Взяв дипломат и рюкзак, приятели расплатились с таксистом и, переглянувшись, подошли к выкрашенным в тоскливый серовато-зеленый цвет воротам, с красно-белой вывеской «ДОЛ „Рассвет“». ДОЛ, да… Детский оздоровительный лагерь.
— Эй! — несколько раз нажав кнопку расположенного на стойке ворот звонка и не дождавшись результата, Ганзеев что есть мочи забарабанил по железным створкам кулаком. — Эй, есть тут кто?
Между прочим, уже совсем рассвело, и за лесополосой, над крышами поселка, выкатывалось ласковое желтое солнышко. Улыбалось, жмурилось — мол, что еще, лежебоки, спите? А вот, сейчас я вас!
— Чего хулиганите? — за оградою наконец показался сторож — худой и лохматый старик в потертой джинсовой куртке и малиновой баскетке с надписью «Ай лав Нью-Йорк». — Я сейчас в милицию позвоню!
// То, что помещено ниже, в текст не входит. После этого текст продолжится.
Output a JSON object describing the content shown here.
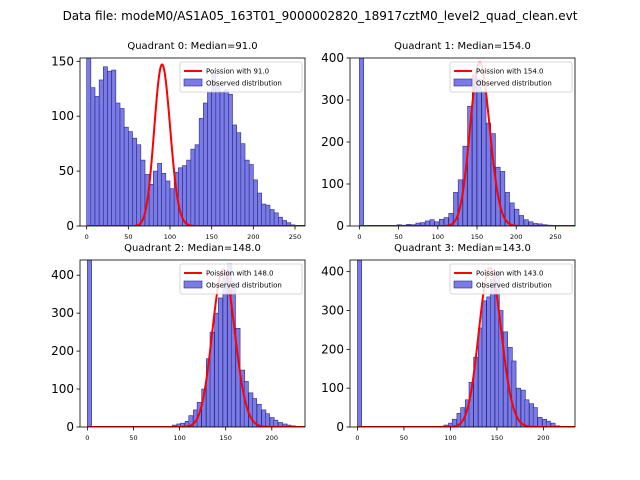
{
  "figure": {
    "suptitle": "Data file: modeM0/AS1A05_163T01_9000002820_18917cztM0_level2_quad_clean.evt"
  },
  "colors": {
    "bar_fill": "#7b7be6",
    "bar_edge": "#2a2a8a",
    "poisson_line": "#ff0000",
    "axes": "#000000"
  },
  "legend": {
    "poisson_prefix": "Poission with ",
    "observed_label": "Observed distribution"
  },
  "chart_data": [
    {
      "type": "bar",
      "title": "Quadrant 0: Median=91.0",
      "median": 91.0,
      "poisson_label": "Poission with 91.0",
      "legend_position": "top-right",
      "xlim": [
        -8,
        262
      ],
      "ylim": [
        0,
        153
      ],
      "xticks": [
        0,
        50,
        100,
        150,
        200,
        250
      ],
      "yticks": [
        0,
        50,
        100,
        150
      ],
      "bin_width": 5,
      "bins_start": [
        0,
        5,
        10,
        15,
        20,
        25,
        30,
        35,
        40,
        45,
        50,
        55,
        60,
        65,
        70,
        75,
        80,
        85,
        90,
        95,
        100,
        105,
        110,
        115,
        120,
        125,
        130,
        135,
        140,
        145,
        150,
        155,
        160,
        165,
        170,
        175,
        180,
        185,
        190,
        195,
        200,
        205,
        210,
        215,
        220,
        225,
        230,
        235,
        240,
        245
      ],
      "counts": [
        153,
        126,
        118,
        133,
        145,
        141,
        142,
        112,
        107,
        90,
        86,
        80,
        74,
        60,
        47,
        38,
        50,
        57,
        48,
        41,
        34,
        49,
        53,
        55,
        60,
        70,
        74,
        98,
        112,
        122,
        140,
        128,
        122,
        124,
        120,
        92,
        85,
        75,
        60,
        56,
        42,
        30,
        20,
        19,
        15,
        12,
        8,
        5,
        3,
        1
      ],
      "poisson_mean": 91.0,
      "poisson_peak": 147
    },
    {
      "type": "bar",
      "title": "Quadrant 1: Median=154.0",
      "median": 154.0,
      "poisson_label": "Poission with 154.0",
      "legend_position": "top-right",
      "xlim": [
        -12,
        275
      ],
      "ylim": [
        0,
        400
      ],
      "xticks": [
        0,
        50,
        100,
        150,
        200,
        250
      ],
      "yticks": [
        0,
        100,
        200,
        300,
        400
      ],
      "bin_width": 5.5,
      "bins_start": [
        0,
        48,
        54,
        60,
        66,
        72,
        78,
        84,
        90,
        96,
        102,
        108,
        114,
        120,
        126,
        132,
        138,
        144,
        150,
        156,
        162,
        168,
        174,
        180,
        186,
        192,
        198,
        204,
        210,
        216,
        222,
        228,
        234,
        240,
        246,
        252,
        258
      ],
      "counts": [
        400,
        3,
        2,
        4,
        3,
        7,
        8,
        12,
        15,
        10,
        16,
        20,
        30,
        80,
        110,
        190,
        285,
        360,
        350,
        320,
        245,
        220,
        140,
        130,
        80,
        55,
        40,
        25,
        15,
        10,
        6,
        5,
        3,
        2,
        1,
        0,
        1
      ],
      "poisson_mean": 154.0,
      "poisson_peak": 390
    },
    {
      "type": "bar",
      "title": "Quadrant 2: Median=148.0",
      "median": 148.0,
      "poisson_label": "Poission with 148.0",
      "legend_position": "top-right",
      "xlim": [
        -8,
        236
      ],
      "ylim": [
        0,
        440
      ],
      "xticks": [
        0,
        50,
        100,
        150,
        200
      ],
      "yticks": [
        0,
        100,
        200,
        300,
        400
      ],
      "bin_width": 4.6,
      "bins_start": [
        0,
        92,
        97,
        101,
        106,
        110,
        115,
        119,
        124,
        129,
        133,
        138,
        142,
        147,
        152,
        156,
        161,
        166,
        170,
        175,
        179,
        184,
        189,
        193,
        198,
        202,
        207,
        212,
        216,
        221
      ],
      "counts": [
        440,
        5,
        8,
        10,
        15,
        30,
        45,
        65,
        100,
        180,
        250,
        300,
        340,
        405,
        430,
        380,
        260,
        150,
        120,
        90,
        75,
        60,
        45,
        35,
        25,
        18,
        12,
        8,
        5,
        3
      ],
      "poisson_mean": 148.0,
      "poisson_peak": 415
    },
    {
      "type": "bar",
      "title": "Quadrant 3: Median=143.0",
      "median": 143.0,
      "poisson_label": "Poission with 143.0",
      "legend_position": "top-right",
      "xlim": [
        -8,
        234
      ],
      "ylim": [
        0,
        430
      ],
      "xticks": [
        0,
        50,
        100,
        150,
        200
      ],
      "yticks": [
        0,
        100,
        200,
        300,
        400
      ],
      "bin_width": 4.6,
      "bins_start": [
        0,
        88,
        93,
        98,
        102,
        107,
        111,
        116,
        120,
        125,
        130,
        134,
        139,
        143,
        148,
        152,
        157,
        162,
        166,
        171,
        176,
        180,
        185,
        189,
        194,
        199,
        203,
        208,
        213
      ],
      "counts": [
        430,
        2,
        5,
        10,
        20,
        35,
        50,
        70,
        115,
        180,
        255,
        325,
        335,
        380,
        400,
        300,
        245,
        205,
        170,
        100,
        95,
        70,
        60,
        50,
        25,
        20,
        15,
        10,
        3
      ],
      "poisson_mean": 143.0,
      "poisson_peak": 410
    }
  ]
}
Василий лишь ухмыльнулся, но «корочки» доставать не стал, лишь спросил — чего все спят-то?
— Солнышко-то — оно вон где!
— Солнышко-то вон где, а времени-то еще полшестого! — вполне здраво возразил старик. — Людям еще спать да спать, тем более — детям. Так что попрошу вас, граждане, не хулиганьте! А то ведь у меня этого того… быстро!
— Да ты, отец, не кипятись, — посмурнев лицом, вздохнул Ратников. — Мы ведь не просто так шумим — по делу приехали, издалека… Мальчик тут у вас… утонул…
— А-а-а, вон оно что, — сторож тут же завозился с запорами. — Так что ж вы сразу-то… Я ведь понимаю… Вы что же — родственники ему, значит… Ай-ай-ай… Артемка. Артемка — хороший парнишка… был. Эх, как же так… как же так-то…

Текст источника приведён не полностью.